Andromeda
is one of a number of constellations that derive their names from
the same epic Greek myth. Also from this story come Cepheus, Cassiopeia,
Perseus and Pegasus, all in the same general region of the northern
sky, as well as Cetus to the south. Andromeda is best known because
it is home to the Great Nebula, M31, called the sister galaxy
to our own Milky Way.
Although Andromeda occupies a large expanse of the night sky,
it contains but six stars brighter than magnitude 4. And, ironically,
the brightest of these, magnitude 2.1 Alpheratz, must be shared
with the asterism of the Great Square of Pegasus as the northeast
(upper left) corner. On some star charts it is still designated
as Delta Pegasi.
The well known legend of the chained princess and her rescue by
the hero Perseus is likely a reinterpretation of an even older
story. The myth of a hero who slays a vile monster (Cetus) is
the same as that of Saint George and the Dragon, of Marduk and
Tiamet, of many a fairy tale. Andromeda may originally have been
the dawn, whose beauty is released from the dark of night by the
conquering Sun-hero.
The stories of Andromeda, the daughter of Cepheus and Cassiopeia,
king and queen of Ethiopia, have been told for more than two thousand
years, but the light that strikes your eye from the faint smudge
that is the Great Galaxy has been traveling through space for
more than two million years. If you have good eyes and a clear
fall night without moonlight, M31 is the most distant object that
can be seen without optical aid. Records show that this object
was known to Persian philosophers in the tenth century and it
was shown on fourteenth and fifteenth century Dutch and Spanish
charts. But first mention of this celestial patch of light is
credited to Simon Marius, who observed it with his telescope in
1612, even before the 1619 discovery of the conspicuous nebula
in Orion. This was the time of the introduction of the first telescopes
in Europe, and more and fainter such cloud-like visions were announced
as the known world of astronomy expanded. By Herschel's time the
perceived abundance of stars and the complexity of their distribution
led him to suggest, in 1785, that a nebula might be a "stupendous
sidereal system
consisting of many millions of stars
." The English astronomer William Huggins offered proof of
this theory in 1864, using spectrographic measurements. Not until
Edwin Hubble, working with the newly completed 100-inch telescope
at Mount Wilson in 1924, were photographic plates obtained that
resolved the stars of the Andromeda Nebula and made certain that
this distant pinwheel of light should be called instead the Andromeda
Galaxy.
The Andromeda spiral NGC 224 (M31) is located 2.3 million light
years from us, and is about fifty percent larger than our own
galaxy. Find it about 13 degrees west of Gamma Andromedae, Almach,
and an equal distance northeast of Alpha Andromedae, Alpheratz.
It has a pair of companion galaxies, NGC 205 (M110) and NGC 221
(M32), as does our own Milky Way Galaxy, the Large and Small Magellanic
Clouds (which may be observed only from the Southern Hemisphere).
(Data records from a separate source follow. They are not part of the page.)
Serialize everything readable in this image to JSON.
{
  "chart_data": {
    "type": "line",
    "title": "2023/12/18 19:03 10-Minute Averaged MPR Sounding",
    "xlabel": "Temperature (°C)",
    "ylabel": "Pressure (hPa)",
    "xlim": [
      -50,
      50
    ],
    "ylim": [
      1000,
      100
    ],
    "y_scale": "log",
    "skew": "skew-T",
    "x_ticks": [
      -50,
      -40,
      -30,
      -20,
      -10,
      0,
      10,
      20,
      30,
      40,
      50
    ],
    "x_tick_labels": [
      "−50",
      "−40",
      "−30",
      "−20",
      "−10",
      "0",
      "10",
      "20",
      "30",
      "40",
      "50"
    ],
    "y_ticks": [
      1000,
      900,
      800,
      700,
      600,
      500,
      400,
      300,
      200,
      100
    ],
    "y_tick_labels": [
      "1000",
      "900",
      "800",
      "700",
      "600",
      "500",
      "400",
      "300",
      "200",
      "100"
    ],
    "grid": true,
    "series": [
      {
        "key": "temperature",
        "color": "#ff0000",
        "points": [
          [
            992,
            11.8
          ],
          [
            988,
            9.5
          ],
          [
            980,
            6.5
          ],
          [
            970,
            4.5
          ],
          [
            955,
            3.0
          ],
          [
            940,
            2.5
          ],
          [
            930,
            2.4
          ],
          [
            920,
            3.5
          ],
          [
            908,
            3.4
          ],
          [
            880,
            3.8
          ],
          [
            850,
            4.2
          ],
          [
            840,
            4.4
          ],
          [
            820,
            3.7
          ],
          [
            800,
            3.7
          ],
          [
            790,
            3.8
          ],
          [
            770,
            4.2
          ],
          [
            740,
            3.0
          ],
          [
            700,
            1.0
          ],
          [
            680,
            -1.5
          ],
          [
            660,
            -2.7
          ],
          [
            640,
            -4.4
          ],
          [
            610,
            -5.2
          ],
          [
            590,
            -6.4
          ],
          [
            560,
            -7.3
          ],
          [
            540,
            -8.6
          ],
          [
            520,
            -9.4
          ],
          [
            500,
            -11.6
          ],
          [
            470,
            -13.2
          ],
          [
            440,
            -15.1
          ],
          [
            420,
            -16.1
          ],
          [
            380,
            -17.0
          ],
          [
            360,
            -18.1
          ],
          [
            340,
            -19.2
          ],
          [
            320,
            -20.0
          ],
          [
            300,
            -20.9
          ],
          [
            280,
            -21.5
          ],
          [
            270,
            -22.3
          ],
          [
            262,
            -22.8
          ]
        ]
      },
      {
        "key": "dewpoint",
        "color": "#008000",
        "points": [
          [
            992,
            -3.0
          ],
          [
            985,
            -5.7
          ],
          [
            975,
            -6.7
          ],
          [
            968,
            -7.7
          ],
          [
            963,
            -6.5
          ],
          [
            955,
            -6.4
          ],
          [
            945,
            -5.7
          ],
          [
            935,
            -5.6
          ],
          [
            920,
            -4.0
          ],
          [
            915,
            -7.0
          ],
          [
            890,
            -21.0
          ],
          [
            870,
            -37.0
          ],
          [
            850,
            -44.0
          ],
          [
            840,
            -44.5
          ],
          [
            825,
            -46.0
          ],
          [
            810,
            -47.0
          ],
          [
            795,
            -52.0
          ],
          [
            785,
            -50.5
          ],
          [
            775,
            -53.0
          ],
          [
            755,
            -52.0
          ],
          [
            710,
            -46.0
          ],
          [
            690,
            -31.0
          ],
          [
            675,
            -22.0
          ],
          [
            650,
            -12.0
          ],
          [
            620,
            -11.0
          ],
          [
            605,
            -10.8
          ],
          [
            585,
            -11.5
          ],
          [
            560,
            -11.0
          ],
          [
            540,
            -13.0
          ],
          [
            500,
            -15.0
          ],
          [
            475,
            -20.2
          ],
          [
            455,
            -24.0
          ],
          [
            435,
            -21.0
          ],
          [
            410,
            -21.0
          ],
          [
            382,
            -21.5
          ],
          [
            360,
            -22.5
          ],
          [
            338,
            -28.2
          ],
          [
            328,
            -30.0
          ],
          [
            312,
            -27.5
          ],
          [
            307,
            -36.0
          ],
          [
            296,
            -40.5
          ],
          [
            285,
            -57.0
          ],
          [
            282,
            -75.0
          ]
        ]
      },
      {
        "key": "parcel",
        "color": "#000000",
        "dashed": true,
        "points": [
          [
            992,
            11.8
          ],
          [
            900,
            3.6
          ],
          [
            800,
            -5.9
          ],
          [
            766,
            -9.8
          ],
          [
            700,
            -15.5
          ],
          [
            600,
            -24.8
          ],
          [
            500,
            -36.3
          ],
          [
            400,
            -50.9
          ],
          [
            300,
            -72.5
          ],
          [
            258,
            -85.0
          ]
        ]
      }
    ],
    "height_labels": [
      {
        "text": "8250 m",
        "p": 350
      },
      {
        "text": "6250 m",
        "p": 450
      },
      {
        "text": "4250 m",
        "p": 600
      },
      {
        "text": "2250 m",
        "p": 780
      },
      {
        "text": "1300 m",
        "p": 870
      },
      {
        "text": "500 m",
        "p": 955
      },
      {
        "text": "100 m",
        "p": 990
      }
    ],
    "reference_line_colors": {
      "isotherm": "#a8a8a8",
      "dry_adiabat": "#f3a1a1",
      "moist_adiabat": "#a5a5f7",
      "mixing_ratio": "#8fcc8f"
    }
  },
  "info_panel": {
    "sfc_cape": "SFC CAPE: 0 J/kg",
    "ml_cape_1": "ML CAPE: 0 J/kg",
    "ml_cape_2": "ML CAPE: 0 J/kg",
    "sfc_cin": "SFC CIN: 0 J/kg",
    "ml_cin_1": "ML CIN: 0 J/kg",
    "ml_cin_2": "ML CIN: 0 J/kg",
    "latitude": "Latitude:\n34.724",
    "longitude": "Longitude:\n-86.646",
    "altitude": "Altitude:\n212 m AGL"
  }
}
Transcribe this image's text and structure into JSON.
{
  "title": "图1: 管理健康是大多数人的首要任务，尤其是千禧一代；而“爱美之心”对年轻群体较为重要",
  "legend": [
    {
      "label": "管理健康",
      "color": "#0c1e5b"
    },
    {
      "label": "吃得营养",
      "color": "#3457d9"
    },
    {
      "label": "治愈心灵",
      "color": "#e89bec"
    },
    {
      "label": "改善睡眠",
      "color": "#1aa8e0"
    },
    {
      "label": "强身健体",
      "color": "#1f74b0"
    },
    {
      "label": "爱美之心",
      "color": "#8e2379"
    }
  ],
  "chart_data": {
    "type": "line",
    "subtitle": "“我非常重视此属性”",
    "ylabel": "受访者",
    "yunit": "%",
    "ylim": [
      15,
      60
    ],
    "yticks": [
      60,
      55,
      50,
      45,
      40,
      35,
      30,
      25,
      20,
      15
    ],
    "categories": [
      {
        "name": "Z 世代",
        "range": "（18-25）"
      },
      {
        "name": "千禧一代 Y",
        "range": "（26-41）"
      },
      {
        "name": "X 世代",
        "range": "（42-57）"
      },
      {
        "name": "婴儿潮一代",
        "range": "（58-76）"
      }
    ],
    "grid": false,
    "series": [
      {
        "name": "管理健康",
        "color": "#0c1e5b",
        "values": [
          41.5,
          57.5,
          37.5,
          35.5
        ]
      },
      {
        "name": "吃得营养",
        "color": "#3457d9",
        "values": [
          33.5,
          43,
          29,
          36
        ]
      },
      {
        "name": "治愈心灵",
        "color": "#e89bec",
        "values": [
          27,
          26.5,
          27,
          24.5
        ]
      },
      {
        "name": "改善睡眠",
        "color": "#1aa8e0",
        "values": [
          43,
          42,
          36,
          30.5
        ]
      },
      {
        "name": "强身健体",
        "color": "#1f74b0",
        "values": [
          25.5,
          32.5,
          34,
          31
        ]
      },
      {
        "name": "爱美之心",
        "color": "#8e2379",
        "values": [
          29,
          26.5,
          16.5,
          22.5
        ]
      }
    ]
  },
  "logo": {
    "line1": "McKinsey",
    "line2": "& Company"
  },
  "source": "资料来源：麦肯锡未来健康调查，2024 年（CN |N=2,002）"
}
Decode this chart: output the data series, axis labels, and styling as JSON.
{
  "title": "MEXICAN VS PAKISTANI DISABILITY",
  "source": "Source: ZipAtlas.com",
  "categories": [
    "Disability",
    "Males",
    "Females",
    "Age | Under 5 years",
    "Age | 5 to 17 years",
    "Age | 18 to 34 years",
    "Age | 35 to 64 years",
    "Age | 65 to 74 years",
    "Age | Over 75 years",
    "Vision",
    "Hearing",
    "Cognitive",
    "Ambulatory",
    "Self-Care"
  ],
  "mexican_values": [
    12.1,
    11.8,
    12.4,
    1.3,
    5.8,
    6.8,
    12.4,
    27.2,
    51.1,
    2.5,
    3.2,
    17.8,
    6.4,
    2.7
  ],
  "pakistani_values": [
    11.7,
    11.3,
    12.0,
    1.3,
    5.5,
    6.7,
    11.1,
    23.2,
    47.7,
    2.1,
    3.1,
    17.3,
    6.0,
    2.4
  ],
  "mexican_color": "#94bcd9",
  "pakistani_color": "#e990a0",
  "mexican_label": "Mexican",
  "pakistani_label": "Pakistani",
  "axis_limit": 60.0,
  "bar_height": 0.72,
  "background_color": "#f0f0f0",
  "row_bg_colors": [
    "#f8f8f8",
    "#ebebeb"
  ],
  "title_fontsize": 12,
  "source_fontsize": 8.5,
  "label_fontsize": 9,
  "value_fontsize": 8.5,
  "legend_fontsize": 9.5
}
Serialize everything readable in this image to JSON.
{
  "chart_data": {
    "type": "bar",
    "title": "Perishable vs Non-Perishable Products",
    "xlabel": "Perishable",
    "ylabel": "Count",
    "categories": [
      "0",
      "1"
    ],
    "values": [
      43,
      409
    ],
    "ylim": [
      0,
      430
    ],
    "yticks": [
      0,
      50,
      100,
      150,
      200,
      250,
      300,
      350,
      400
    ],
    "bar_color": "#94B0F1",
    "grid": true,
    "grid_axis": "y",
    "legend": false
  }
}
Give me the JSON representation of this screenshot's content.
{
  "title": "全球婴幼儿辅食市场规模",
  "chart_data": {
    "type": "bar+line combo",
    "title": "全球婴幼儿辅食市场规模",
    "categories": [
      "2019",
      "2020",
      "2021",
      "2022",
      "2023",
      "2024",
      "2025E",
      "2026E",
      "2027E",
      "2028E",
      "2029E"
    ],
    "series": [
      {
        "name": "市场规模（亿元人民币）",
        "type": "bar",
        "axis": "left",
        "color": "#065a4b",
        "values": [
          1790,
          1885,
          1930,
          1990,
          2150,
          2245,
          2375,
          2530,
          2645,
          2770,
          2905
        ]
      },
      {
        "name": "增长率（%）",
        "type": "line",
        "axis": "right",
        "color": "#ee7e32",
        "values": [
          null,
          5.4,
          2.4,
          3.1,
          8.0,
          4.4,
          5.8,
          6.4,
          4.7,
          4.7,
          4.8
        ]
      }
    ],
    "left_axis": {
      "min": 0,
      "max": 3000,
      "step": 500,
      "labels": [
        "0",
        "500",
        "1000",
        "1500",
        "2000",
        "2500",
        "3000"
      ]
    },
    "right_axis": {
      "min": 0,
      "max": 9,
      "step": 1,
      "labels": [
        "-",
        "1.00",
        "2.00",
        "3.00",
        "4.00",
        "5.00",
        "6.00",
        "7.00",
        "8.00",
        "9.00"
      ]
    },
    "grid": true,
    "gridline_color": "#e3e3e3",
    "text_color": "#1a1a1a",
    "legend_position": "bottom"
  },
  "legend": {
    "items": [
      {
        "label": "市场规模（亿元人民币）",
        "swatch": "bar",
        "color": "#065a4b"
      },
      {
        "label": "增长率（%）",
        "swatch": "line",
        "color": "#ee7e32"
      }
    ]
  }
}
An interesting edge-on spiral galaxy in Andromeda
is NGC 891, located 40 million light years away. This CCD image,
showing the prominent equatorial dark lane, was captured by Jim
Scala. It is only of magnitude 12, but this fine object can be
well observed with an 8-inch telescope if the night is dark, clear
and moonless. It is located about three degrees east of Gamma
Andromedae, or Almach, the second-magnitude star at the tip of
the southern tine of the long, narrow V that identifies the constellation.
Almach is one of the finest of all double stars. Its primary star
is a bright orange, with its double appearing as bluish or blue-green,
separated by about 10 arcseconds. The secondary is itself a very
close double star, but it is seen as a single star because the
elongated orbit of its companion is generally not resolvable by
telescopes. South-southwest of Almach is a large open cluster
of stars that can be appreciated through a good pair of binoculars.
This is NGC 752, whose stars are perhaps 1300 light years away.
The star classifications indicate that they are at least one and
a half billion years old. Another star of note is R Andromedae,
a Mira-class variable star whose magnitude ranges from 5.1 to
14.8 over a period of 409 days.
There are a number of other multiple stars, variable stars, and
other objects that lie in the direction of Andromeda, making it
an important constellation in the night skies of autumn.